An iterative pattern of health seeking characterized by switching between modern and traditional remedies observed in this study was also reported from other countries in East Africa . This could be due to the low confidence in the treatment being effective in the modern health facilities due to aforementioned reasons.
The prevention of CC needs a number of factors to be effectively in place. The community needs to be aware of the etiology of CC, barriers to accessing health care need to be removed, the importance of screening asymptomatic women needs to be understood, accessible, and available, and treatment options need to be functional. This qualitative study identified that there were important factors and challenges preventing health care treatment for CC for Ethiopian women.

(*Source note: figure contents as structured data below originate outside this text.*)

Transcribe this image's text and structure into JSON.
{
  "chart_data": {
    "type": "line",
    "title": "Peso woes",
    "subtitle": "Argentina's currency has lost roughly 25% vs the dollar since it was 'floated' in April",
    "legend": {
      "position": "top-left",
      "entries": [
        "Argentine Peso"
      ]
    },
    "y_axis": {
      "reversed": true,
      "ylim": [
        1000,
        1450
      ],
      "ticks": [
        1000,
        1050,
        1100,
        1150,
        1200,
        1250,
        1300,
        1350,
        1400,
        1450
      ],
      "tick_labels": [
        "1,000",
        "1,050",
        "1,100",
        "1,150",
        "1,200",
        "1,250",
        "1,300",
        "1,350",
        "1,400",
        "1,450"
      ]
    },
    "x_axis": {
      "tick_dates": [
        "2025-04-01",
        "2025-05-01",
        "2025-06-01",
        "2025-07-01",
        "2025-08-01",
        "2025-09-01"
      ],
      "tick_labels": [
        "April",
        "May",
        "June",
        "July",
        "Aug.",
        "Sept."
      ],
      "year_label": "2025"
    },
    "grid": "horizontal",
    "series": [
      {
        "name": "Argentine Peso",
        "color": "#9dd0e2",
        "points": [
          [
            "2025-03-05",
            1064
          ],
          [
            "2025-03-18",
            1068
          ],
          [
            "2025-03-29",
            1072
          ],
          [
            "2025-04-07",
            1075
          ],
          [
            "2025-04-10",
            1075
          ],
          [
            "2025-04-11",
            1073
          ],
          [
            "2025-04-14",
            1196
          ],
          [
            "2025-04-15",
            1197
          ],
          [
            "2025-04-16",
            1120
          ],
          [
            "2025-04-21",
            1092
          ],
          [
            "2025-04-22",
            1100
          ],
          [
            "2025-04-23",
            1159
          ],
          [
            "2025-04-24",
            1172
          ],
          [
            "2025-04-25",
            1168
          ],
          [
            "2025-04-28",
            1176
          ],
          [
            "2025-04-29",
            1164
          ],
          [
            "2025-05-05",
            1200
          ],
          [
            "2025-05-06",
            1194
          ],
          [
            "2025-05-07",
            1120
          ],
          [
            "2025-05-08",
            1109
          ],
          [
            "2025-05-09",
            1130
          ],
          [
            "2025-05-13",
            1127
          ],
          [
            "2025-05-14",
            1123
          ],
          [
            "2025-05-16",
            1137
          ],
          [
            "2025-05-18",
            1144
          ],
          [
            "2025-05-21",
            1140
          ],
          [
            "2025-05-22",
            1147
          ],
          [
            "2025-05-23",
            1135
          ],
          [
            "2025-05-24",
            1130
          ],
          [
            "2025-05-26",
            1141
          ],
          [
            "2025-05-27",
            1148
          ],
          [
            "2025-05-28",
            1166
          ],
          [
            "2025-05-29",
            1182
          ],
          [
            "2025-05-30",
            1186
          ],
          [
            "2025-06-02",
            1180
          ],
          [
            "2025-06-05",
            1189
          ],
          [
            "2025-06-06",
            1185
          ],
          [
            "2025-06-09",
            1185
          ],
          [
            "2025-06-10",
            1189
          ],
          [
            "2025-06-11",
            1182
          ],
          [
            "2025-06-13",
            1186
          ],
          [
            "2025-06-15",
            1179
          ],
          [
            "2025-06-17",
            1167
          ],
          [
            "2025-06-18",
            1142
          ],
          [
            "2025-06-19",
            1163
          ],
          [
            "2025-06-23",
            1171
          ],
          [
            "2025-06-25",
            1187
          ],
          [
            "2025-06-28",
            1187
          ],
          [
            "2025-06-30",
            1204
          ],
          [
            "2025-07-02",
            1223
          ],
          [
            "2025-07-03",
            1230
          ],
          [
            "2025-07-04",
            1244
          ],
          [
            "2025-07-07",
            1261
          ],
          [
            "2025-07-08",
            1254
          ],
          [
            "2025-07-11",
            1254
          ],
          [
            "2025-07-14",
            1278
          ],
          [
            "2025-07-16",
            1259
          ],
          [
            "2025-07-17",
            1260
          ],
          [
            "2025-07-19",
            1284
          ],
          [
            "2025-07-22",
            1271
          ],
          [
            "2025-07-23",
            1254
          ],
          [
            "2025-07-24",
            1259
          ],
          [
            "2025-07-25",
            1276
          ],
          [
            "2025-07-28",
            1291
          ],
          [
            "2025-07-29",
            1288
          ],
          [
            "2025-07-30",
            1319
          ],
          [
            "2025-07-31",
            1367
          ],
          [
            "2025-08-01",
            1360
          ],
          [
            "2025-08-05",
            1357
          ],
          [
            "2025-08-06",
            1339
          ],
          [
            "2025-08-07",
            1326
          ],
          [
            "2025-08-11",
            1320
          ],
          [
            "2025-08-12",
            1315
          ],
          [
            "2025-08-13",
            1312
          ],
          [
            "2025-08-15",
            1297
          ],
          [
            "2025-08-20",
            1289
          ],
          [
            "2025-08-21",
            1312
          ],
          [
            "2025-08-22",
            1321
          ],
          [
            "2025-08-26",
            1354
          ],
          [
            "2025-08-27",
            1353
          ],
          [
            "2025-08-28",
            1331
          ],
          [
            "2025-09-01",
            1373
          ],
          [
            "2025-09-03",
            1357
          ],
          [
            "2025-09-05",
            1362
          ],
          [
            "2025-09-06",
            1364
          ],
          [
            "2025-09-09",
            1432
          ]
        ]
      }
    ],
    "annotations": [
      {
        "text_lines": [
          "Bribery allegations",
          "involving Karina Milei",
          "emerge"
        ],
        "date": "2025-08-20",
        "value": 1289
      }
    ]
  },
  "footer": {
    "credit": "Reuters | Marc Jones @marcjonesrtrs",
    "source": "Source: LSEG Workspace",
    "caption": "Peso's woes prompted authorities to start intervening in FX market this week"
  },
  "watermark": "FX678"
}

In conclusion, this study revealed various insights into the knowledge, beliefs, and practices of the community regarding CC. The obvious symptoms of CC have a profound negative impact on the social functioning, quality of life, and acceptability of affected women and create a reluctance to seek any form of treatment. Despite the awareness of the severity of CC, the misconceptions related to its etiology has a negative impact on the health seeking behavior and the receipt of any emotional support by affected women. Traditional remedies were the most preferred initial treatment for CC. However, the pattern of health seeking behavior alternated between traditional remedies and modern treatment methods as women presented for treatment at a late stage rendering any treatment ineffective. CC prevention programs must address psycho-social, cultural and religious barriers, and health service factors that influence appropriate health seeking behavior through appropriate behavioral change communication strategies.
We acknowledge PATH for funding this study. We are also grateful to the study participants for their voluntary participation.